次世代の愛読者で「司馬さんが最も好きな作家の一人」という俳優・東出昌大(28)が、このほどスポーツ報知のインタビューに応じ、自身が選ぶ「司馬作品ベスト3」を挙げ、その魅力を語った。

東出が歴史小説を初めて読んだのは19歳の頃だった。

「当時、父が肝臓がんになり余命1年と宣告されました。その時になって父のことを全然知らないなと思ったんです。父の書棚に司馬遼太郎や藤沢周平らの本がたくさんあったので『何が面白い』と聞くと、父が喜んで『これを読め』と言って差し出したのが『峠』だった。抜群に読みやすくてのめり込みました」

部屋の壁一面に、置かれた歴史小説の単行本。むさぼるように読み始め、父親との会話も増えた。司馬作品は30作以上を読破した。

「実は学校の歴史の授業が大嫌いでした。好きな科目は国語、美術、体育。でも司馬さんの本を読んでいくうちに歴史に興味を持つようになった。
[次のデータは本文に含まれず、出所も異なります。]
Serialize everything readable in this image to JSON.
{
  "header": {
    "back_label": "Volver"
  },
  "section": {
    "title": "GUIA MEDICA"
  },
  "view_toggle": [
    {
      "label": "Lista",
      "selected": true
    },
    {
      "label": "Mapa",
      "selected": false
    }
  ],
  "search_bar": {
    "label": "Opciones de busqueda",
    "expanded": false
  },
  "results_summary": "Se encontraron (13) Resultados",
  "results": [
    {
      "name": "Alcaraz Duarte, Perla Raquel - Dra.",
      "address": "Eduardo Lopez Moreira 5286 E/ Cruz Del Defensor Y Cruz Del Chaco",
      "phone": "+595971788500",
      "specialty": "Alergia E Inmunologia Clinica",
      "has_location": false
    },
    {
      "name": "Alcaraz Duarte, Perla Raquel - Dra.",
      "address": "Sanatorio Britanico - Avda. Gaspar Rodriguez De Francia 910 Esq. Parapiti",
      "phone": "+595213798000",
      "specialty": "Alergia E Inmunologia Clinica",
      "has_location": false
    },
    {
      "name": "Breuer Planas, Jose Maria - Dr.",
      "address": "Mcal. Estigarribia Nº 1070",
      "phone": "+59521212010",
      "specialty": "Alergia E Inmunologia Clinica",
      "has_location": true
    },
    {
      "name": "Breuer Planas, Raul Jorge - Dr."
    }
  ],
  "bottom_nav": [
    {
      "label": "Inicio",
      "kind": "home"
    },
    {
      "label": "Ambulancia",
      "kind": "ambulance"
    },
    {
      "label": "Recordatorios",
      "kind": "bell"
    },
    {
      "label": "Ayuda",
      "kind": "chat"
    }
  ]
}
今では仕事で地方に行くと、城に立ち寄ってしまう」

1位が「峠」、2位は「竜馬がゆく」、3位に「国盗り物語」

読書好きだった東出にとって、司馬さんは最も好きな作家の一人となった。
好きな作品を聞くと、1位が「峠」、2位は「竜馬がゆく」、3位に「国盗り物語」を挙げた。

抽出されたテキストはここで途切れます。